Sending data from Solaris using rsyslog

Hello,

I want to send user audit data (logins, su and sudo usage) from our Solaris 11.4 systems to Graylog. So I installed and configured rsyslog 8.2002.0. This is working in that way, that all information is logged to log files as configured. But not all information written to logs is send to Graylog.

For example there are a log of auth.info entires in /var/log/auth.log, but they are not send to Graylog. I get messages with authpriv.notice and kern.warnings.

I read docs, tried a lot things yesterday and was not able to solve this. Does somebody have an idea what I am doing wrong? As far I know, the . means that everything should forwarded?

## rsyslog.conf

*.*  @@my-graylog-system.mycompany.corp:514;RSYSLOG_SyslogProtocol23Format

# High priority messages to the console
*.err                                    /dev/sysmsg

# Next highest priority to the messages file
*.err;kern.debug;daemon.notice;mail.crit /var/adm/messages

# Preserve traditional Solaris syslog defaults
*.alert;kern.err;daemon.err              :omusrmsg:operator
*.alert                                  :omusrmsg:root

# Log anything (except auth, cron, daemon & mail) of level info or higher.
*.info;mail.none;auth.none;cron.none     /var/log/misc.log

# kern.notice goes to a file until rsyslog learns how not to clutter
# the console.
kern.notice                              /var/log/kern.log

# Log all the auth, daemon & mail messages in one place.
auth.*                                   /var/log/auth.log
daemon.*                                 /var/log/daemon.log
mail.*                                   /var/log/mail.log

# Everybody gets emergency messages
*.emerg :omusrmsg:*

From what I read in the docs you need to specify the level …so in the case where you want all messages, your level should be .info to catch all information (except debug) and any above (warning,err, crit, alert, emerg).

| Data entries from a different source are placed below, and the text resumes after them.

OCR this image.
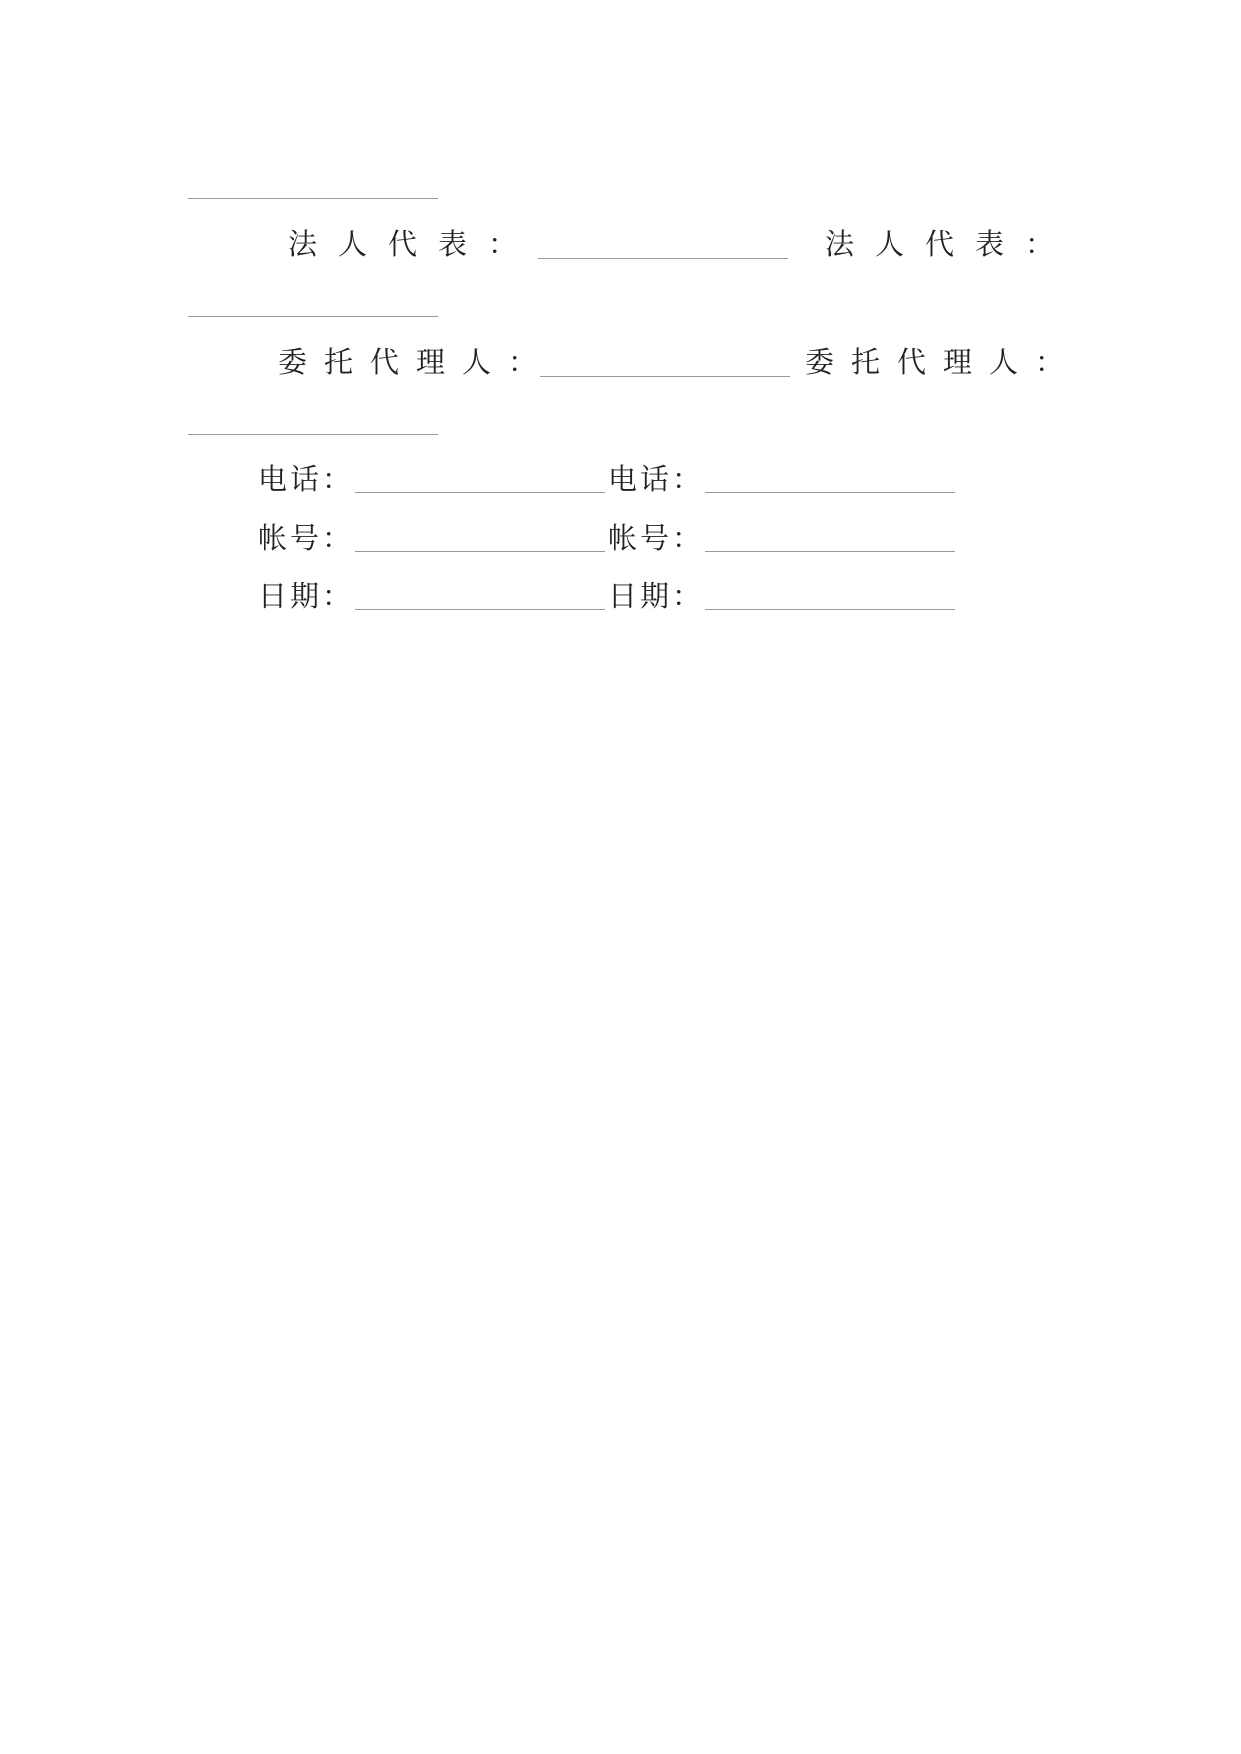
法人代表：	法人代表：
委托代理人：	委托代理人：
电话：	电话：
帐号：	帐号：
日期：	日期：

# Log all the auth, daemon & mail messages in one place.
auth.info                                   /var/log/auth.log
daemon.info                                 /var/log/daemon.log
mail.info                                   /var/log/mail.log

I am using rsyslog, not syslog.
* is a wildcard for all levels. I also tried auth.info instead of auth.* - same result.

And I think thats not the problem because logging to file is working. There are a lot of auth.info messages in /var/log/auth.log. But no auth.info message is send to Graylog.
Even not with auth.info @@my-graylog-system.mycompany.corp:514;RSYSLOG_SyslogProtocol23Format

Solved by myself. rsyslog is doing fine, and I am dumb :frowning: :scream: :sob:

Long time ago I created a pipeline rule on syslog stream to clean VMware ESXi Logs… this one stole me a lot of hours researching.

rule "syslog - drop level 6 / Informational"
when
    has_field("level") AND
    syslog_level($message.level) == "Informational"
then
    drop_message();
end
1 Like

Nice.
Thanks for posting your solution, much appreciated.